Friday, January 29, 2021

January Diversity Reading: Open Mic

I'm posting about my last January diversity read, Open Mic: Riffs on Life Between Cultures in Ten Voices edited by Mitali Perkins, just in time for Multicultural Children's Book Day, which is today. You can follow it on Twitter with the hashtag #ReadYourWorld.

Many years ago, soon after I published my first book--or maybe my second, the publishing world thought I was funny. And maybe even a little desirable. As a result, I was invited to submit a funny short story to an editor who was putting together an anthology of middle grade humor. For the life of me, I cannot recall what I submitted, though I assume if I hunted through the office I could find it. Why can't I recall what I submitted? Because it wasn't accepted. I remember the rejection letter including something about how important the book was to the editor. I read the book after it came out. Not funny. Not well written. Not well received. Disappeared rapidly. Maybe my story sucked really big time if it couldn't make that line-up. Or maybe I dodged a bullet. That experience may have gone either way. 

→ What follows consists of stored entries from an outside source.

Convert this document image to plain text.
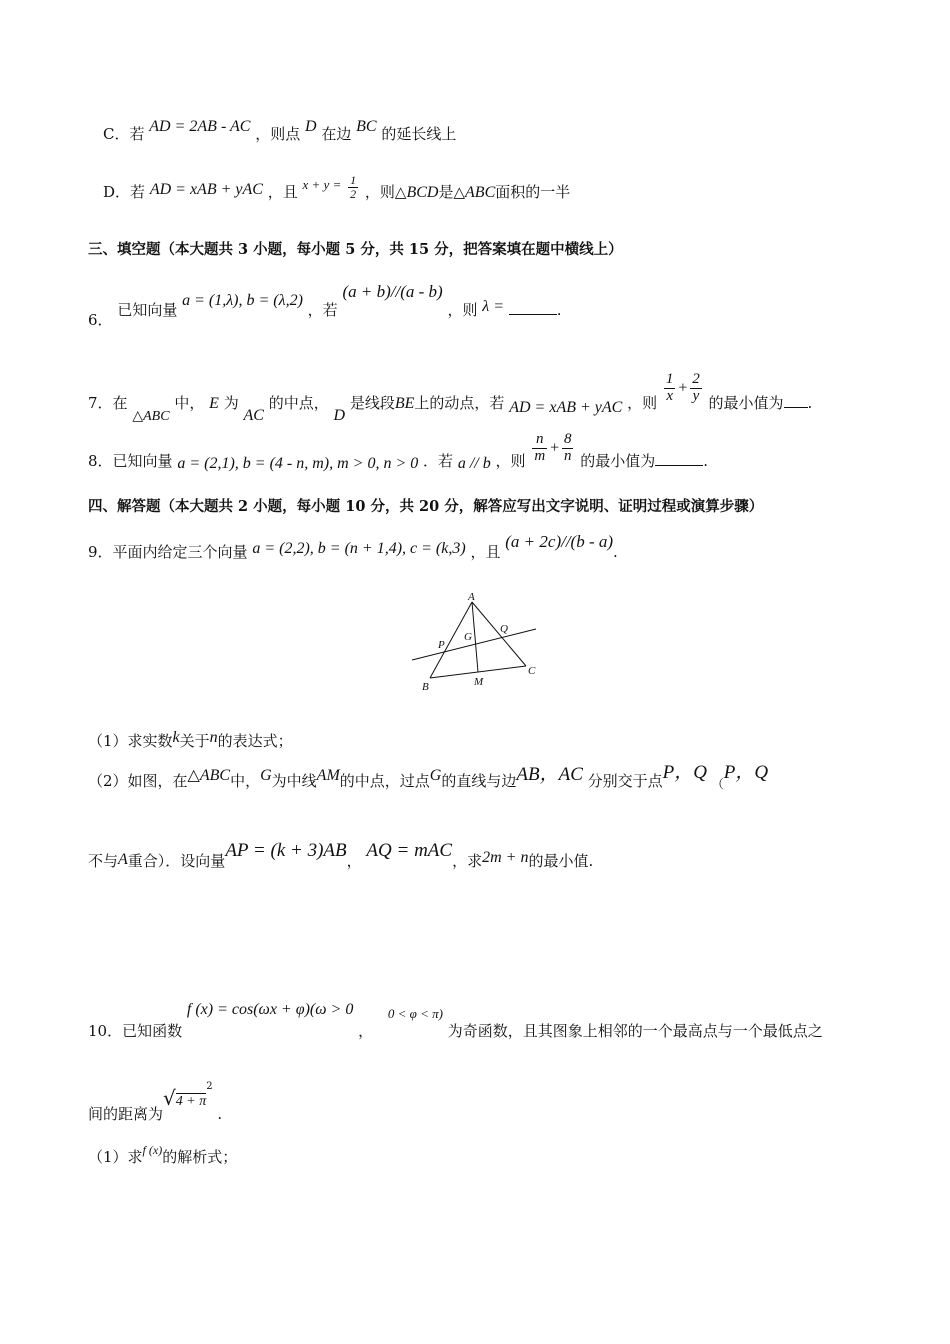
C．若 AD = 2AB - AC ，则点 D 在边 BC 的延长线上
D．若 AD = xAB + yAC ，且 $x + y = \frac{1}{2}$ ，则△BCD是△ABC面积的一半
三、填空题（本大题共 3 小题，每小题 5 分，共 15 分，把答案填在题中横线上）
6． 已知向量 a = (1,λ), b = (λ,2) ，若 (a + b)//(a - b) ，则 λ =	.
7．在 △ABC 中， E 为 AC 的中点， D 是线段BE上的动点，若 AD = xAB + yAC ，则 $\frac{1}{x} + \frac{2}{y}$ 的最小值为 .
8．已知向量 a = (2,1), b = (4 - n, m), m > 0, n > 0 ．若 a // b ，则 $\frac{n}{m} + \frac{8}{n}$ 的最小值为	.
四、解答题（本大题共 2 小题，每小题 10 分，共 20 分，解答应写出文字说明、证明过程或演算步骤）
9．平面内给定三个向量 a = (2,2), b = (n + 1,4), c = (k,3) ，且 (a + 2c)//(b - a).
A
B
C
M
G
P
Q
（1）求实数k关于n的表达式；
（2）如图，在△ABC中，G为中线AM的中点，过点G的直线与边AB，AC 分别交于点P，Q $_($P，Q
不与A重合）．设向量AP = (k + 3)AB， AQ = mAC，求2m + n的最小值.
10．已知函数 f (x) = cos(ωx + φ)(ω > 0 ， 0 < φ < π) 为奇函数，且其图象上相邻的一个最高点与一个最低点之
间的距离为$√4 + \pi^2$ .
（1）求f (x)的解析式；
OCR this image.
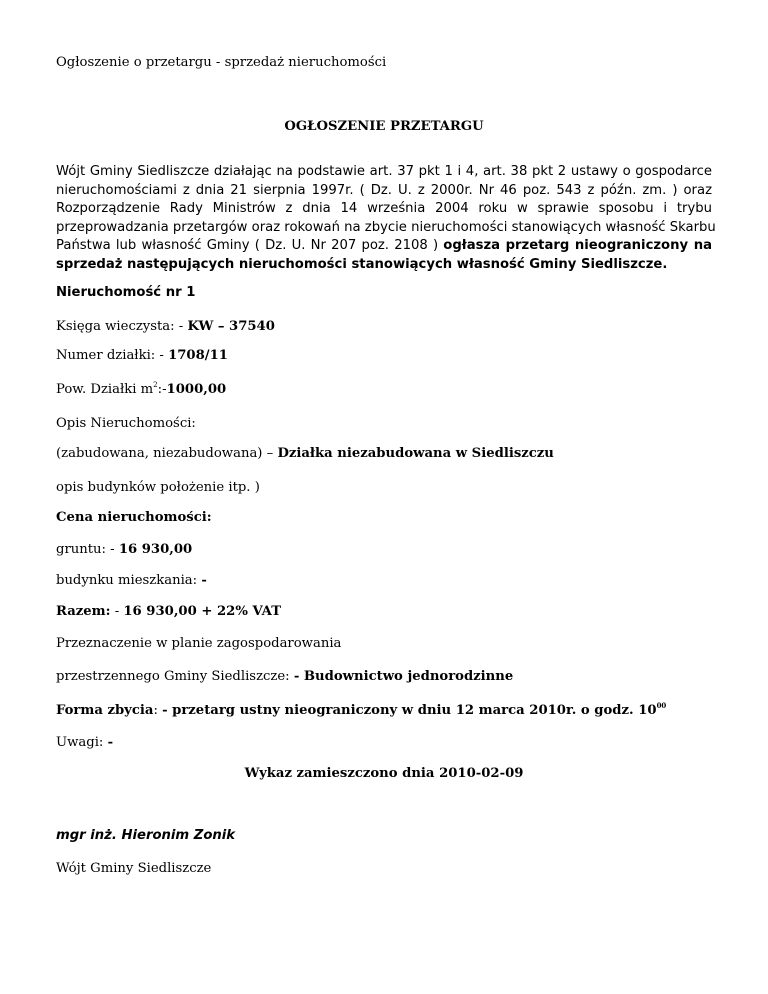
Ogłoszenie o przetargu - sprzedaż nieruchomości
OGŁOSZENIE PRZETARGU
Wójt Gminy Siedliszcze działając na podstawie art. 37 pkt 1 i 4, art. 38 pkt 2 ustawy o gospodarce
nieruchomościami z dnia 21 sierpnia 1997r. ( Dz. U. z 2000r. Nr 46 poz. 543 z późn. zm. ) oraz
Rozporządzenie Rady Ministrów z dnia 14 września 2004 roku w sprawie sposobu i trybu
przeprowadzania przetargów oraz rokowań na zbycie nieruchomości stanowiących własność Skarbu
Państwa lub własność Gminy ( Dz. U. Nr 207 poz. 2108 ) ogłasza przetarg nieograniczony na
sprzedaż następujących nieruchomości stanowiących własność Gminy Siedliszcze.
Nieruchomość nr 1
Księga wieczysta: - KW – 37540
Numer działki: - 1708/11
Pow. Działki $m^2:-1000,00$
Opis Nieruchomości:
(zabudowana, niezabudowana) – Działka niezabudowana w Siedliszczu
opis budynków położenie itp. )
Cena nieruchomości:
gruntu: - 16 930,00
budynku mieszkania: -
Razem: - 16 930,00 + 22% VAT
Przeznaczenie w planie zagospodarowania
przestrzennego Gminy Siedliszcze: - Budownictwo jednorodzinne
Forma zbycia: - przetarg ustny nieograniczony w dniu 12 marca 2010r. o godz. $10^{00}$
Uwagi: -
Wykaz zamieszczono dnia 2010-02-09
mgr inż. Hieronim Zonik
Wójt Gminy Siedliszcze
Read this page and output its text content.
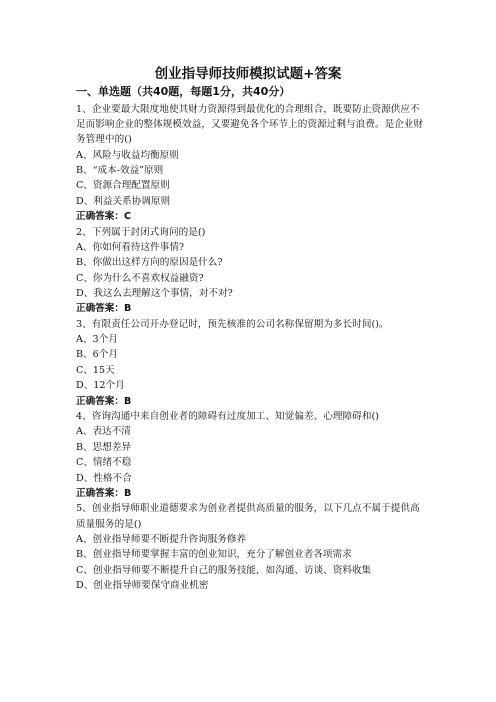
创业指导师技师模拟试题+答案
一、单选题（共40题，每题1分，共40分）

1、企业要最大限度地使其财力资源得到最优化的合理组合，既要防止资源供应不足而影响企业的整体规模效益，又要避免各个环节上的资源过剩与浪费。是企业财务管理中的()

A、风险与收益均衡原则

B、“成本-效益”原则

C、资源合理配置原则

D、利益关系协调原则

正确答案：C

2、下列属于封闭式询问的是()

A、你如何看待这件事情?

B、你做出这样方向的原因是什么?

C、你为什么不喜欢权益融资?

D、我这么去理解这个事情，对不对?

正确答案：B

3、有限责任公司开办登记时，预先核准的公司名称保留期为多长时间()。

A、3个月

B、6个月

C、15天

D、12个月

正确答案：B

4、咨询沟通中来自创业者的障碍有过度加工、知觉偏差、心理障碍和()

A、表达不清

B、思想差异

C、情绪不稳

D、性格不合

正确答案：B

5、创业指导师职业道德要求为创业者提供高质量的服务，以下几点不属于提供高质量服务的是()

A、创业指导师要不断提升咨询服务修养

B、创业指导师要掌握丰富的创业知识，充分了解创业者各项需求

C、创业指导师要不断提升自己的服务技能，如沟通、访谈、资料收集

D、创业指导师要保守商业机密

Open Mic is something similar. It's a humor anthology, but on the theme of growing up between cultures. (I don't remember if the book I submitted to had a theme.) I can't say I found the book particularly funny, though I am known to have a dark, twisted sense of humor, and these people may have been too nice for me. I can say, though, that every story or memoir was well done. The book is a good read and a good way to be introduced to authors you may not be familiar with. I'd like to read some more of David Yoo's work, for instance. And maybe Debbie Rigaud, because I'm getting into the Haitian American thing.

All About Gail

In considering my January diversity posts, I realized that, though I said in my first post that with books that can be described as "diverse" I look for a situation that is new to me, I am also attracted to books that have some connection to me. Really to me, personally.  I read Jasmine Toguchi because I'm Facebook friends with the author, Debbi Michiko Florence, and she appears to be an absolutely lovely person. With One Crazy Summer I got very tied in to wanting to be a mother to Delphine and her sisters, because momming is something I know. I read Finding Langston because I read Langston Hughes back in the day. Open Mic I read because it was similar to a book I was almost involved with and I know the editor, Mitali Perkins, through blogging. (Another very nice person, btw.) In Debbie Rigaud's story for that book she begins "When I was little, my great-aunt Ma Tante..." Well, I had a great aunt who my father's cousin always referred to as Ma Tante Yvonne. In fact, Micheline refers to the late lamented Uncle Napoleon as Mon Oncle Napoleon. (And his wife as Ma Tante Josephine--I kid you not.) My grandfather was Mon Oncle Elie. We were down in New England and didn't do that with the French family, but I still get it. 

It occurred to me that maybe I'm a little (or a lot) shallow, only reading books about cultures different from my own, if I can connect with them in some way. I'm hoping that that's not the case. I'm hoping that finding connections between ourselves and people who come from backgrounds different from ours is a way of enjoying and becoming comfortable with new stories from other cultures.